Le billet de Ludovic Pénet sur le déséquilibre des échanges réseau et la neutralité du net ne parle finalement que peu de déséquilibres mais j’en profite pour m’accrocher à la discussion.
Tout d’abord je suis agacé quand j’entends parler de ce fameux déséquilibre. Un tuyau fait passer des données. Elles consomment une partie de la bande passante du tuyau, nécessite des ressources pour les routeurs et l’acheminement, mais finalement rien dans tout ça n’est dépendant du sens de l’information lui-même. L’asymétrie n’est en rien un « problème ».
Fut-ce t’il d’ailleurs un problème qu’il serait franchement hypocrite de la part des opérateurs de s’en plaindre. On ne peut décemment pas offrir un accès à l’utilisateur 20 fois plus large en descente qu’en montée, puis râler ensuite qu’il y a plus de descente que de montée. Il faudrait rester un minimum cohérent.
La question est par contre éventuellement de savoir sur quel réseau circule la donnée avant d’arriver à son point de chute, ainsi que de savoir qui est responsable du trafic, et donc de son paiement.
Là aussi je trouve le comportement des opérateurs très hypocrite. Le contenu transféré l’est parce qu’il est demandé par le réseau de l’opérateur (par l’abonné). Le responsable est-il celui qui répond à la demande ou celui qui demande ? Finalement, ne serait-ce pas plutôt à l’opérateur de payer le fournisseur de service pour les ressources serveur qu’il consomme ? Ces ressources serveur coûtent certainement plus cher que les ressources réseau.
Ludovic parle de marges arrières et je pense qu’il est en plein dans le sujet.
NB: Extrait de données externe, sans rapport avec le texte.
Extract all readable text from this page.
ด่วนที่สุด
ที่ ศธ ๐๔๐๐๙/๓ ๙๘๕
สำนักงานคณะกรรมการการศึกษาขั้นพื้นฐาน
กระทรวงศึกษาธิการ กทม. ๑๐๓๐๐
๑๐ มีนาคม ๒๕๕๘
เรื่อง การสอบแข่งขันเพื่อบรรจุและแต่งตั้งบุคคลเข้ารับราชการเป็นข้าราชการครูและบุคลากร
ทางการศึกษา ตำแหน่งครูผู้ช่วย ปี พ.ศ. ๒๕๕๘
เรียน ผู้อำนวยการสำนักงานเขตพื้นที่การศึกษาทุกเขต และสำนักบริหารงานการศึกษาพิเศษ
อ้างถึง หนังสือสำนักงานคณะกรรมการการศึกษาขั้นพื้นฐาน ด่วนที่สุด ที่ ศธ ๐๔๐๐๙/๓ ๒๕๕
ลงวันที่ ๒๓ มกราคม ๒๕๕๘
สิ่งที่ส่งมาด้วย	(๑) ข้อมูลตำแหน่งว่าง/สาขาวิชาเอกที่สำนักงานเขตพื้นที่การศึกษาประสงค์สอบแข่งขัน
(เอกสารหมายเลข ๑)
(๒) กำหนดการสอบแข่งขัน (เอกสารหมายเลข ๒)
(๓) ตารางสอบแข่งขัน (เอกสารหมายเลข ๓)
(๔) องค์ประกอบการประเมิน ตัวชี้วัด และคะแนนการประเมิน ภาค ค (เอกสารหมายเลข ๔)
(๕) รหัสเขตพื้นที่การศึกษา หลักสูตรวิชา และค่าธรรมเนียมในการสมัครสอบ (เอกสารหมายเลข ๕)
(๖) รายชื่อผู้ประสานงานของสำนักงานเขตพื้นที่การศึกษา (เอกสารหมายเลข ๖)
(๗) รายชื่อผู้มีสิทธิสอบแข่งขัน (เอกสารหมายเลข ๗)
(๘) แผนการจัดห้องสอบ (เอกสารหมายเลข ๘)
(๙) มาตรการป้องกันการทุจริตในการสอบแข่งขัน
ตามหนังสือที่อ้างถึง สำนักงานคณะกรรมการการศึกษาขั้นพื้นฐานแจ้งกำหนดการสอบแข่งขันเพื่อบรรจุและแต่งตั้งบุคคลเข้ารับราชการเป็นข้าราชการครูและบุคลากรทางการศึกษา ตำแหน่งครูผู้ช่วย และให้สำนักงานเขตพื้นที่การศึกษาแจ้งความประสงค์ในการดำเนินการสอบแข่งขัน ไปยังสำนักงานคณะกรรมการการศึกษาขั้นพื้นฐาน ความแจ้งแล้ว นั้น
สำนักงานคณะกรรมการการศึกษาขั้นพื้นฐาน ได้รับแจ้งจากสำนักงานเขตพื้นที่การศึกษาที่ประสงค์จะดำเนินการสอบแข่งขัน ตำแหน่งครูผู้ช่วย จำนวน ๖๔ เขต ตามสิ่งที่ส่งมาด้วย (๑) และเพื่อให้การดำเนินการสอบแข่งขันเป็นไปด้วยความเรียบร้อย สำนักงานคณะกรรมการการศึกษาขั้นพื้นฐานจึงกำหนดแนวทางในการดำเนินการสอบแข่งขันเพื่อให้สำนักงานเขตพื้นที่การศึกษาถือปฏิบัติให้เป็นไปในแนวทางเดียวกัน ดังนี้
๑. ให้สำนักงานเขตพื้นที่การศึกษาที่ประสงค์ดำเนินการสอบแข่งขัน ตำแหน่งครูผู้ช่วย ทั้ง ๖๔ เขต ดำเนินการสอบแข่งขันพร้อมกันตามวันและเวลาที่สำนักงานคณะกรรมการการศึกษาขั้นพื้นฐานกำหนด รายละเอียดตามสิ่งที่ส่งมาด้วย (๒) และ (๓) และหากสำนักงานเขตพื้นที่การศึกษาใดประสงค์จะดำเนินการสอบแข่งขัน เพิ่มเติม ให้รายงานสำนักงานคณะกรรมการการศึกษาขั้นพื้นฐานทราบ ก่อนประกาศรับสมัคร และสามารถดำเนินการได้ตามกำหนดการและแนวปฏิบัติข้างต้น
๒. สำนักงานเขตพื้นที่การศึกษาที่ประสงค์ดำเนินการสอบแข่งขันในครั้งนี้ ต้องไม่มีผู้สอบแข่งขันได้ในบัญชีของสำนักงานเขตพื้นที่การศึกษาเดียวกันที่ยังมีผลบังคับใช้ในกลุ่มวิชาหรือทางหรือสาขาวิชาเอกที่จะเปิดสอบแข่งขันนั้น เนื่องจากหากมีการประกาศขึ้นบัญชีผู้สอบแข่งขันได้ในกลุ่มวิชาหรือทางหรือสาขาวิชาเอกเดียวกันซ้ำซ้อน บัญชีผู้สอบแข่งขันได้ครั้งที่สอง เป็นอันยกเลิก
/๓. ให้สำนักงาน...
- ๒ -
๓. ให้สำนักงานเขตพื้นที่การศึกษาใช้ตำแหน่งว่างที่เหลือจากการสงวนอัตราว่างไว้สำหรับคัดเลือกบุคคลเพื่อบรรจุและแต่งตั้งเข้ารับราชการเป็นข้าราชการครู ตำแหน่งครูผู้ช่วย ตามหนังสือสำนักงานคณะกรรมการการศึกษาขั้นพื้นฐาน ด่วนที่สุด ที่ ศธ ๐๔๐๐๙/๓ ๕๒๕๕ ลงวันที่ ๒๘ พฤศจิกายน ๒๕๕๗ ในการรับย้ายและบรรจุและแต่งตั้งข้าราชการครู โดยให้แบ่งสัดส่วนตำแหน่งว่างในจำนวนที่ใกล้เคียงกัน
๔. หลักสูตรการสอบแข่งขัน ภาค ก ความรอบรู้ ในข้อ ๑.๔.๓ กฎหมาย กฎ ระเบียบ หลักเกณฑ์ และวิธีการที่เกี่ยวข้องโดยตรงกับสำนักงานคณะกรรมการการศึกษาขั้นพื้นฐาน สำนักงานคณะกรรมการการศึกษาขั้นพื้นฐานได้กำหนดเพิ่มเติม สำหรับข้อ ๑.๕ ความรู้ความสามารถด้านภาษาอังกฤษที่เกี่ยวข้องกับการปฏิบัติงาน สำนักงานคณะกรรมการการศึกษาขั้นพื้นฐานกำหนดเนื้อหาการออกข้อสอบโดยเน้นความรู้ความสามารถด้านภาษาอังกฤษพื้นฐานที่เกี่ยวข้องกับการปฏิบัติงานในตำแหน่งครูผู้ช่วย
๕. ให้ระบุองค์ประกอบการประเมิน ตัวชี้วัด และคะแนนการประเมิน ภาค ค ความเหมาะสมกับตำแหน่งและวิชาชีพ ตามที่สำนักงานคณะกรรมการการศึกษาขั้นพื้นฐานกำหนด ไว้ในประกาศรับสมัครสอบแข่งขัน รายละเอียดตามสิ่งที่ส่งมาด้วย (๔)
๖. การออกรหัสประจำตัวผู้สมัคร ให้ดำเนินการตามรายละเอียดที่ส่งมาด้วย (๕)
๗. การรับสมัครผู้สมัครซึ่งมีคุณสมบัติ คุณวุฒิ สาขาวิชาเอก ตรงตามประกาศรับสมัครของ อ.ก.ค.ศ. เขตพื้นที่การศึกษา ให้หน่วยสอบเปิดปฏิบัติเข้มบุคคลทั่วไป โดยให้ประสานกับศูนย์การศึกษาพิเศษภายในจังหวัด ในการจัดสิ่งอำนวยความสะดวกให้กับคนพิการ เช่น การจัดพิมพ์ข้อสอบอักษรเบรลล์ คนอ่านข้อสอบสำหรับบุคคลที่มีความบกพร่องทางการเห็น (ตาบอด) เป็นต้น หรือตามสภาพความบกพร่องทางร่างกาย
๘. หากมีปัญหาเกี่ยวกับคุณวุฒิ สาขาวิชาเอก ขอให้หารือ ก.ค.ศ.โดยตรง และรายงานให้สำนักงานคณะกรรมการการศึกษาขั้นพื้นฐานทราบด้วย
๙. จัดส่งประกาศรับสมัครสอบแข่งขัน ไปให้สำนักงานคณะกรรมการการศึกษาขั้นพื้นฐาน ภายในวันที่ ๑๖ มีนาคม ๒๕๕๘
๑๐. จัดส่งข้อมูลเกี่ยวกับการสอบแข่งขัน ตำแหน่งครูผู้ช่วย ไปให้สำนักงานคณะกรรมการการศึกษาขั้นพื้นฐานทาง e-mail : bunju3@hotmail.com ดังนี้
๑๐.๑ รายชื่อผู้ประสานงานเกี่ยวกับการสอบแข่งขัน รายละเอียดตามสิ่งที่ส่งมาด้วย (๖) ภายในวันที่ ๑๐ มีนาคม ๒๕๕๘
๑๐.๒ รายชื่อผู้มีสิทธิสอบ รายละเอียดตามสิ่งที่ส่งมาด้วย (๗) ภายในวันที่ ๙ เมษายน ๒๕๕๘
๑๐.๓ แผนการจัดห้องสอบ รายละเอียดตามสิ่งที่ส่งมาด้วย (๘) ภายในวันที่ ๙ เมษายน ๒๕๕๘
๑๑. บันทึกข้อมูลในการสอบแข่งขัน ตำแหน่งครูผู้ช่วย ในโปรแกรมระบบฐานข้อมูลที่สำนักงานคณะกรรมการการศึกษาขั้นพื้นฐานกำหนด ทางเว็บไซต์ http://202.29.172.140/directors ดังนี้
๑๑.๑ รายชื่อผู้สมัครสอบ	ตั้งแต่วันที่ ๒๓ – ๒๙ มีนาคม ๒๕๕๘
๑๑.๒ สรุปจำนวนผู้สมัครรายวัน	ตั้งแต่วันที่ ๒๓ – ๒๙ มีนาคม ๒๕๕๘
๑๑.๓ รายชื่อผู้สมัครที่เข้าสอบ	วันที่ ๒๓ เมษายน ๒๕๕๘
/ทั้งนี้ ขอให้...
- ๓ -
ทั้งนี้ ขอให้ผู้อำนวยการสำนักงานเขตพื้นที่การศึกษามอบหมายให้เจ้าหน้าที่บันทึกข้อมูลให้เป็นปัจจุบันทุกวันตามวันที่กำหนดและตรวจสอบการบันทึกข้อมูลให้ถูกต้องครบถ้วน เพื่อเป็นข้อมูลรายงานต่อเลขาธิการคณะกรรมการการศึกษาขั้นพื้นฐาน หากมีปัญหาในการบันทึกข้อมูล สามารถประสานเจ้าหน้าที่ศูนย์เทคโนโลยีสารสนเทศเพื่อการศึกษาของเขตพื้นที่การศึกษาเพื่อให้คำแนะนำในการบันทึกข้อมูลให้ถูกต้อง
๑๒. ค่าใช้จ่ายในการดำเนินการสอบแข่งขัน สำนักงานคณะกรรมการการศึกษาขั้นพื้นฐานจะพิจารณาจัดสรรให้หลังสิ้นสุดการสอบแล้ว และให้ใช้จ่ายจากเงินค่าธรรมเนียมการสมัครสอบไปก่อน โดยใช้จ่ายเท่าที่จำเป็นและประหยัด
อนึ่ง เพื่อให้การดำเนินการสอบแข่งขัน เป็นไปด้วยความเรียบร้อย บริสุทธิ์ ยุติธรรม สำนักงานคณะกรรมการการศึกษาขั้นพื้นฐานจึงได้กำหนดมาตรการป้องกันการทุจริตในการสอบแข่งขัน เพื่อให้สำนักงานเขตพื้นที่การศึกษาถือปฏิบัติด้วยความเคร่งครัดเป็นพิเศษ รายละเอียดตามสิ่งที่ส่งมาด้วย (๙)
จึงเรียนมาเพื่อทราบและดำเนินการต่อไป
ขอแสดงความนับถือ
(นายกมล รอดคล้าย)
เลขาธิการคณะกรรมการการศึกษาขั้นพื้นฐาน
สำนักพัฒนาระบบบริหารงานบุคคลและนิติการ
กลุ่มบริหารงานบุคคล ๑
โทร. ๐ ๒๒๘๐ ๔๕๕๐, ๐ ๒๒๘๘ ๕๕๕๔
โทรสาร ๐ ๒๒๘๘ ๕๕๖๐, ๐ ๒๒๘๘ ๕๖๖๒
L’opérateur est bien dans une démarche de distribution d’un contenu payé par ses clients et fournit par d’autres. Il remplit un service qui mérite financement mais sa position de force trop importante finit par lui permettre des comportements nocifs pour tout le monde.
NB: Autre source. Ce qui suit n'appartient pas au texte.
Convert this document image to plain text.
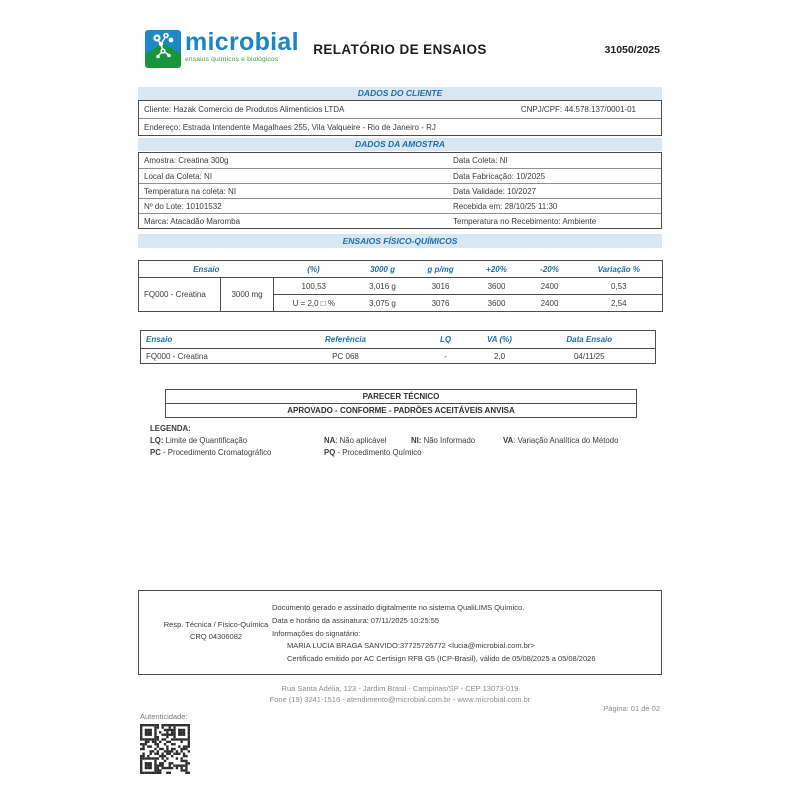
microbial
ensaios químicos e biológicos
RELATÓRIO DE ENSAIOS	31050/2025
DADOS DO CLIENTE
Cliente: Hazak Comercio de Produtos Alimenticios LTDA	CNPJ/CPF: 44.578.137/0001-01
Endereço: Estrada Intendente Magalhaes 255, Vila Valqueire - Rio de Janeiro - RJ
DADOS DA AMOSTRA
Amostra: Creatina 300g	Data Coleta: NI
Local da Coleta: NI	Data Fabricação: 10/2025
Temperatura na coleta: NI	Data Validade: 10/2027
Nº do Lote: 10101532	Recebida em: 28/10/25 11:30
Marca: Atacadão Maromba	Temperatura no Recebimento: Ambiente
ENSAIOS FÍSICO-QUÍMICOS
Ensaio		(%)	3000 g	g p/mg	+20%	-20%	Variação %
FQ000 - Creatina	3000 mg	100,53	3,016 g	3016	3600	2400	0,53
		U = 2,0 □ %	3,075 g	3076	3600	2400	2,54
Ensaio	Referência	LQ	VA (%)	Data Ensaio
FQ000 - Creatina	PC 068	-	2,0	04/11/25
PARECER TÉCNICO
APROVADO - CONFORME - PADRÕES ACEITÁVEIS ANVISA
LEGENDA:
LQ: Limite de Quantificação	NA: Não aplicável	NI: Não Informado	VA: Variação Analítica do Método
PC - Procedimento Cromatográfico	PQ - Procedimento Químico
Resp. Técnica / Físico-Química
CRQ 04306082
Documento gerado e assinado digitalmente no sistema QualiLIMS Químico.
Data e horário da assinatura: 07/11/2025 10:25:55
Informações do signatário:
MARIA LUCIA BRAGA SANVIDO:37725726772 <lucia@microbial.com.br>
Certificado emitido por AC Certisign RFB G5 (ICP-Brasil), válido de 05/08/2025 a 05/08/2026
Rua Santa Adélia, 123 - Jardim Brasil - Campinas/SP - CEP 13073-019
Fone (19) 3241-1516 - atendimento@microbial.com.br - www.microbial.com.br
Página: 01 de 02
Autenticidade:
À long terme ces comportements sont même nocifs même pour l’opétateur lui même, mais à la limite c’est peu important. Ici on touche de trop près à la à la capacité de communiquer, d’informer, au lien social, à la capacité d’accéder au monde, pour qu’on ait le droit de laisser faire un jeu qui favorise certains fournisseurs de services (qui payent) par rapport à d’autres.
Il faut convaincre nos politiques de bouger pour faire de l’accès à Internet un service neutre et protégé, comme peut l’être l’accès à l’électricité. Problème : ces derniers voient encore Internet comme un ennemi qu’il faut surveiller et contrôler. Leur voie se situe sur le DPI (contrôle profond du transit réseau), ce qui arrivera forcément si on renforce le contrôle des opérateurs.